The costumes this week were made from dried banana leaves and people wore bull horns (or something of that shape). There were some really interesting variations on the costume. Unfortunately my digital camera of 4 years died on me Sunday night so I have no new photos. I don’t even have a picture of my own costume! Anywhoo, I included some images from 2006 so you get the general idea.

Banane 2

Carnaval 1/20

Painting drums

So misinformation was abound on Sunday as I tried to participate in the Carnival parade. Decked out in military green and the cardboard drum I’d made with my rasta buddy Deka (pictured), I looked for Akiyo for hours. It turned out that Akiyo left their headquarters earlier than usual and took a entirely different route than anyone expected. I wasn’t the only one confused, many passersby that saw my costume stopped me to inquire about the groups whereabouts. Sadly, I was of no help.

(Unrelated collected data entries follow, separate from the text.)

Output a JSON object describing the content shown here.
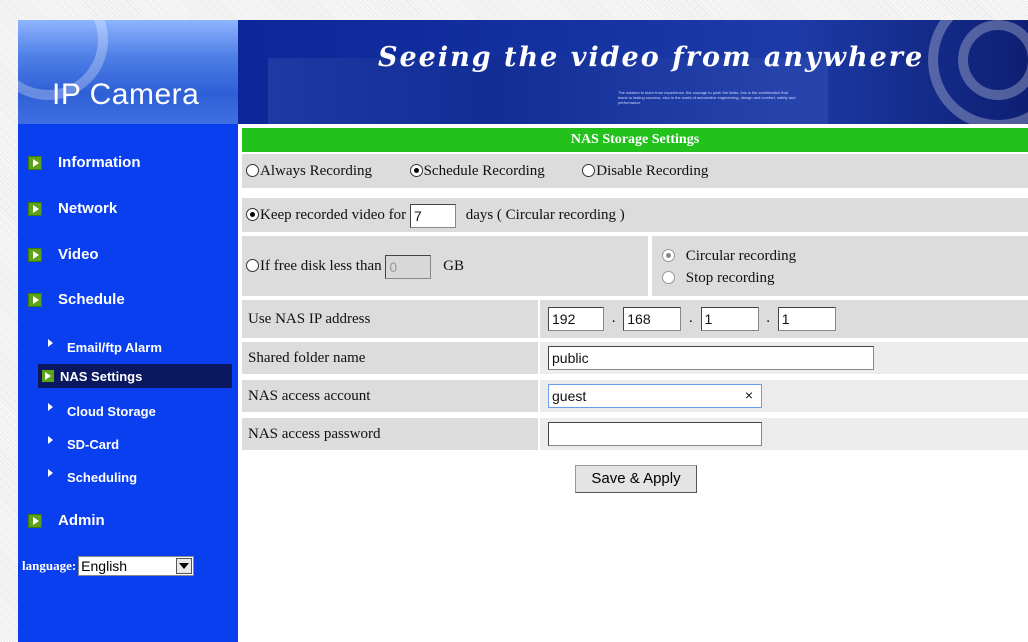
{
  "banner": {
    "logo": "IP Camera",
    "slogan": "Seeing the video from anywhere",
    "fine_print": "The wisdom to learn from experience, the courage to push the limits. this is the combination that leads to lasting success, also in the world of automotive engineering, design and comfort, safety and performance"
  },
  "sidebar": {
    "items": [
      {
        "label": "Information"
      },
      {
        "label": "Network"
      },
      {
        "label": "Video"
      },
      {
        "label": "Schedule"
      },
      {
        "label": "Admin"
      }
    ],
    "sub_items": [
      {
        "label": "Email/ftp Alarm"
      },
      {
        "label": "NAS Settings"
      },
      {
        "label": "Cloud Storage"
      },
      {
        "label": "SD-Card"
      },
      {
        "label": "Scheduling"
      }
    ],
    "language_label": "language:",
    "language_value": "English"
  },
  "nas": {
    "title": "NAS Storage Settings",
    "mode": {
      "always": "Always Recording",
      "schedule": "Schedule Recording",
      "disable": "Disable Recording",
      "selected": "schedule"
    },
    "keep": {
      "prefix": "Keep recorded video for",
      "days_value": "7",
      "suffix": "days ( Circular recording )"
    },
    "free_disk": {
      "prefix": "If free disk less than",
      "gb_value": "0",
      "suffix": "GB",
      "circular": "Circular recording",
      "stop": "Stop recording"
    },
    "ip": {
      "label": "Use NAS IP address",
      "octets": [
        "192",
        "168",
        "1",
        "1"
      ],
      "separator": "."
    },
    "folder": {
      "label": "Shared folder name",
      "value": "public"
    },
    "account": {
      "label": "NAS access account",
      "value": "guest",
      "clear": "×"
    },
    "password": {
      "label": "NAS access password",
      "value": ""
    },
    "save_label": "Save & Apply"
  }
}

I never got to march with Akiyo on Sunday, but was able to watch some of the other Carnival groups pass by. In the end, witnessing the variety of costumes and music was a fair consolation; though I couldn’t raise my arms in the crush of people to get good pictures.

Toussaint

TS Small

I’m coming up on the last few days of the school vacation for All Saints’ Day or “Toussaint” as it’s known in French. Falling on November 1st, All Saints’ Day is a Catholic Holiday recognizing all saints and martyrs, known or unknown link. In Guadeloupe the Holiday is a two-day celebration that spurs big family dinners and trips to local cemeteries where many candles are laid on the graves of departed loved ones. This tradition isn’t sad or morbid, actually, the sheer number of people, the joyous camaraderie, and numerous vendors make for a party around and in the cemetery.

TS 2

The festivities in Morne a L’eau, where I’m stationed as a teacher, are some of the most famous on the island due to the town’s unique and expansive, black and white cemetery. It seemed like the whole commune came out to celebrate on Friday evening; I saw a number of my students and their families. As I ascended through the narrow walkways and stairways that pass between the tombs I was amazed at the scene. What seemed like thousands of candles bathed the cemetery in reddish glow and illuminated the hundreds of people that sat, walked, and visited amongst the graves late into the evening.

Witnessing this tradition in action was definitely one of the most interesting experiences I have had thus far. Additional photos from the cemetery can be found here.

Editor’s Note: Some of the pictures in the album are a bit blurry due all the different levels of light but I thought they might still be of interest.